LAWS(MAD)-1951-11-39

A NATESA ASARI Vs. STATE OF MADRAS

Decided On November 16, 1951
A.NATESA ASARI Appellant
V/S
STATE OF MADRAS Respondents

JUDGEMENT

(1.) We have already held that the acquisitions are for a public purpose and that therefore they are not open to objection under Article 31(2) of the Constitution. It is now argued Before us that the acquisitions are in contravention of the provisions of the Land Acquisition Act (I of 1894) and that therefore they are invalid. Two objections have been put forward on this score. One is that the petitioners had no opportunity to prefer objections under Section 5-A of the Act. To understand the contention of the learned counsel for the petitioners, it is necessary to set out in brief the scheme of the Act. Under Section 4 a preliminary notification is made for the acquisition of the property for any public purpose. Under Section 5-A objections are heard and then the final order is passed under Section 6. Thereafter notice to all the persons is given under Section 9 and after enquiry is held, an awards passed under Section 16. On the making of an award under Section 16, the property vests absolutely in the Government. There are two exceptions to this procedure provided in Section 17. We are concerned only with one of them Section 17(1). That provides that in cases of urgency, the Collector may even before the making of an award, take possession of the property within 15 days of the publication of the notice mentioned in Section 9. Tne contention of the learned counsel for the petitioners is that the power under Section 17(1) could be invoked only after the stage has been reached when notices are issued under Section 9 which must itself be only after hearing objections under Section 5-A. So far, we agree.
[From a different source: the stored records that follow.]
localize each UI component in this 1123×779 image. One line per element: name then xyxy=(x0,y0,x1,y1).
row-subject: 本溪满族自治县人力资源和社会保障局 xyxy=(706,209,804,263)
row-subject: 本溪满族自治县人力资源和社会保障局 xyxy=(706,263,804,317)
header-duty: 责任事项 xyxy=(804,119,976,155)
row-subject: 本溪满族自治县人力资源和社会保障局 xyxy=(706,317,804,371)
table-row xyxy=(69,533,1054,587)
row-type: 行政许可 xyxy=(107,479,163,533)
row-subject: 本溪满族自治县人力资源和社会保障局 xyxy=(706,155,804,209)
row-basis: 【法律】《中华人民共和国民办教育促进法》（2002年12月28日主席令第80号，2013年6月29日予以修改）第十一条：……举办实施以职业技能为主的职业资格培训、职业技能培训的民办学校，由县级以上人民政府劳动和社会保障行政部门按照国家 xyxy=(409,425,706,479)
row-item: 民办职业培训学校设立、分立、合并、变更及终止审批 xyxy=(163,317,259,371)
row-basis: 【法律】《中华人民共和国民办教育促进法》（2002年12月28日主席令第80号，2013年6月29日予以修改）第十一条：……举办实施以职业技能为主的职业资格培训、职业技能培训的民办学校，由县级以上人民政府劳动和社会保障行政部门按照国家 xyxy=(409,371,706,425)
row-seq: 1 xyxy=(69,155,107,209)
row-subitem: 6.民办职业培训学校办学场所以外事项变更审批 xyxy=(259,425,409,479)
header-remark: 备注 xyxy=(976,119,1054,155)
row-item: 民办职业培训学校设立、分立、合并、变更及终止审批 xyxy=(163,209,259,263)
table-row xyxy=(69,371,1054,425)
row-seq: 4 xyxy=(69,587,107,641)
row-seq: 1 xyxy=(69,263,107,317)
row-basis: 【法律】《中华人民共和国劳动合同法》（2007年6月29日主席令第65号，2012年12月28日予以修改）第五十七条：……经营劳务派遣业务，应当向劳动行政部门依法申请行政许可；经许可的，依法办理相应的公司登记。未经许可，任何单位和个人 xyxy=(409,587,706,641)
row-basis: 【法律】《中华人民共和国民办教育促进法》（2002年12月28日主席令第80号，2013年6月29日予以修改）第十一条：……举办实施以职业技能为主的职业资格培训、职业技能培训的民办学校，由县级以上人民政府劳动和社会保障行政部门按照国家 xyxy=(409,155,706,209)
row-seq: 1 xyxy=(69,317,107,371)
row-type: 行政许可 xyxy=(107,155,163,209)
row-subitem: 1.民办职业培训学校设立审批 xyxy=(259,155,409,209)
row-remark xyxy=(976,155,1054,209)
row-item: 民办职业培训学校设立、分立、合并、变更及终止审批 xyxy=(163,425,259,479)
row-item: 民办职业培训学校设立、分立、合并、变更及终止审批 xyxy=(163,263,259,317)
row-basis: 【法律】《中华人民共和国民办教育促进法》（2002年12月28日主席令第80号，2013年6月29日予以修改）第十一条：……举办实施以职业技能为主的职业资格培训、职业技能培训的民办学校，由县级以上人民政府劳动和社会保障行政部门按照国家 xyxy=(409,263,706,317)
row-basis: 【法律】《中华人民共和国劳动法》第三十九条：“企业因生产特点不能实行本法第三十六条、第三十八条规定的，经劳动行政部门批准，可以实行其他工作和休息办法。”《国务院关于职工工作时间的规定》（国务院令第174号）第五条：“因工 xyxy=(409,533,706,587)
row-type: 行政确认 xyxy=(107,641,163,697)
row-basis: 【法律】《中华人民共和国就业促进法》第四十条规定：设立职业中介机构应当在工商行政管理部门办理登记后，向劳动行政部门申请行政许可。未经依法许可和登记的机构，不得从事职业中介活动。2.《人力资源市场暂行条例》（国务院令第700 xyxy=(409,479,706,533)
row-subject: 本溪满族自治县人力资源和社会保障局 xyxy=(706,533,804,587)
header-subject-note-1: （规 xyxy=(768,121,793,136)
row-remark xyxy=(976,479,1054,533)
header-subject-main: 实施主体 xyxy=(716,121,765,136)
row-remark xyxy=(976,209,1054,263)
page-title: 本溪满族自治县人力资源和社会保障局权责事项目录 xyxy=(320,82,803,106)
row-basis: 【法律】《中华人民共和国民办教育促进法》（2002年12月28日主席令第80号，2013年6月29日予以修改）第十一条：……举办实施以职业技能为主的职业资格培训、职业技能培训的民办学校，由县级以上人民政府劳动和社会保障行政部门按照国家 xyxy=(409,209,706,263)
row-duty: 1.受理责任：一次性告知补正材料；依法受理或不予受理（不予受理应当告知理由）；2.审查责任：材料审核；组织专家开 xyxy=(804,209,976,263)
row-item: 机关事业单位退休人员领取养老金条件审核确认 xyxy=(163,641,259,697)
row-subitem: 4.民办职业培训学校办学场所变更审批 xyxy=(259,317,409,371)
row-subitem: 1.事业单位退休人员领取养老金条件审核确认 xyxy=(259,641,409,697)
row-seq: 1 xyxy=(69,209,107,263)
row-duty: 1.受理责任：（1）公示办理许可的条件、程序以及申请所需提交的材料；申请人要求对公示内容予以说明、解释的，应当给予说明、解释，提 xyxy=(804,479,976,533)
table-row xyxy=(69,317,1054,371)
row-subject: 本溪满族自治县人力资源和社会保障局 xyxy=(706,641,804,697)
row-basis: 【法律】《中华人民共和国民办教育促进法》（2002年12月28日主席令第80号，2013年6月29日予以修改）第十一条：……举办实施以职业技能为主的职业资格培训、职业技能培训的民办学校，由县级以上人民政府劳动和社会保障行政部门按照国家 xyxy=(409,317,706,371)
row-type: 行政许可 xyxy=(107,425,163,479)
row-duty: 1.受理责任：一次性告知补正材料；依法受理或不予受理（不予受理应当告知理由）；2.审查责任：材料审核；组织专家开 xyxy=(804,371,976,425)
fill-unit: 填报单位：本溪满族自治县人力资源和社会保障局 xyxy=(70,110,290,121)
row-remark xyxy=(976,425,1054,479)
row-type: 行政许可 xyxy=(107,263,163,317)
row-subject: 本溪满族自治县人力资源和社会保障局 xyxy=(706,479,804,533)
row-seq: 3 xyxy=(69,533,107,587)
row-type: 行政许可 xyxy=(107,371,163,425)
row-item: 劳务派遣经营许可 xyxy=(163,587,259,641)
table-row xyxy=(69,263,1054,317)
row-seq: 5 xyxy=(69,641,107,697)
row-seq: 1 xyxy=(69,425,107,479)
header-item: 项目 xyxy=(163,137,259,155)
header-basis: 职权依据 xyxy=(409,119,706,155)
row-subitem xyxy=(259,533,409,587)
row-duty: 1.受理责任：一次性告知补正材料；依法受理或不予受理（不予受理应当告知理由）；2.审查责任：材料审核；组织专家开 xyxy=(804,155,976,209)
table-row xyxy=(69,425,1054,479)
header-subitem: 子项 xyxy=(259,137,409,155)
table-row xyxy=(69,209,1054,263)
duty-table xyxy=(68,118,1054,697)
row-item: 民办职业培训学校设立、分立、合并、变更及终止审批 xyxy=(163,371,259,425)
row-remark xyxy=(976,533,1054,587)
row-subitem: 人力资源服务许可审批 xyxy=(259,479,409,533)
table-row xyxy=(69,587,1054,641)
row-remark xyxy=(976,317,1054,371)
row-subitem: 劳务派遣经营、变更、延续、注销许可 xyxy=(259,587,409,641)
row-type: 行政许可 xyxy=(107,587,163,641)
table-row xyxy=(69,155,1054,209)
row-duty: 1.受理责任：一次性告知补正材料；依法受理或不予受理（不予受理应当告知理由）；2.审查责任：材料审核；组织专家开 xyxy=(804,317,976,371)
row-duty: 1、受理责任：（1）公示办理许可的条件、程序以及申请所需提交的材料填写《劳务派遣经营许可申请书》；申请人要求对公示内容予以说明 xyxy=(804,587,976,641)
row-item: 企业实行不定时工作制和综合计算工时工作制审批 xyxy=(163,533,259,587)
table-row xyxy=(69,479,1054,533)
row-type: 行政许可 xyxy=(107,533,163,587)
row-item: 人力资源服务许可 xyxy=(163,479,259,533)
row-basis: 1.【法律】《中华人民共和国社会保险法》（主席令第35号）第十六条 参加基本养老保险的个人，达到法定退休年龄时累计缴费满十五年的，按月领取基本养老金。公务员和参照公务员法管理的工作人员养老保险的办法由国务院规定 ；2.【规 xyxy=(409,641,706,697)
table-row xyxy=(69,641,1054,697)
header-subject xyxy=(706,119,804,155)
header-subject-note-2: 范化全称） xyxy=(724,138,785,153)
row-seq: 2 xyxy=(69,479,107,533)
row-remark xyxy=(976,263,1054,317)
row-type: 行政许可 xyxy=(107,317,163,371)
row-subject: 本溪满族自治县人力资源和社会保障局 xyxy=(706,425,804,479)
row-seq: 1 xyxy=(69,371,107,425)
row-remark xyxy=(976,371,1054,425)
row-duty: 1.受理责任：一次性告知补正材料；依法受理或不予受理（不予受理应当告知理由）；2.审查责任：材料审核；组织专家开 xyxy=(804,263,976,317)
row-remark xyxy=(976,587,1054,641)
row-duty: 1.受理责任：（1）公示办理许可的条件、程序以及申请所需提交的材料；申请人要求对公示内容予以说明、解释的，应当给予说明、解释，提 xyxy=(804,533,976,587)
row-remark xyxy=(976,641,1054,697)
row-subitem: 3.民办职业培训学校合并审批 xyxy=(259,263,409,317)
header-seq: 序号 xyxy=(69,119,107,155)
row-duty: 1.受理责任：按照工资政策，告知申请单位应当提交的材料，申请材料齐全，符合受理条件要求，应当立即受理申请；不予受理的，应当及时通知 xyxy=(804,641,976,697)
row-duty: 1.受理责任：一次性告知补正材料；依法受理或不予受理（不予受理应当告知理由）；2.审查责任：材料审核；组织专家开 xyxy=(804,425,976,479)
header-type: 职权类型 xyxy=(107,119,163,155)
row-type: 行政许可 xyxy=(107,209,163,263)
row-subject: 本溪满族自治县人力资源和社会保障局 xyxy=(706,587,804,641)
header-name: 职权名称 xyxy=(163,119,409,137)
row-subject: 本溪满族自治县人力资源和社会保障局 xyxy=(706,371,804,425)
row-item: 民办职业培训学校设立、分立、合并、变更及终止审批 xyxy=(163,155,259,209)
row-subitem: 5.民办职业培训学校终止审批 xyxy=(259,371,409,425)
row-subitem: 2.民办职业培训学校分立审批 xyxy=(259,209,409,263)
(2.) It is necessary now to refer to Section 17(4) which is the relevant provision. It runs as follows:

(3.) But Mr. Rajah Aiyar relies on the fact that Section 17(4) refers to the provisions of Sub-section (1) & argues that by implication it must be taken that the powers under Section 17(4) could be exercised only after objections are heard under Section 5-A and notices are issued under Section 9. This argument is against the express language of Sub-section (4) which clearly enacts that the provisions of Section 5-A shall not apply in case of orders under that sub-section. To adopt the construction contended for by Mr. Rajah Aiyar will be to render Sub-section (4) wholly nugatory. What all is required under Section 17(4) is that the Government must be satisfied that there is such urgency as is contemplated by Section 17(1). If they are so satisfied, they are entitled to pass an order under Section 17(4) suspending the application of Section 5-A and that is what has been done in this case. Mr. Rajah Aiyar also suggested that there was no such urgency as would justify involving the powers under Section 17(1) and that there was no inquiry about any such urgency. We are of opinion that whether an urgency exists or not is a matter solely for the determination of the Government and it is not a matter for judicial review. This objection is accordingly overruled.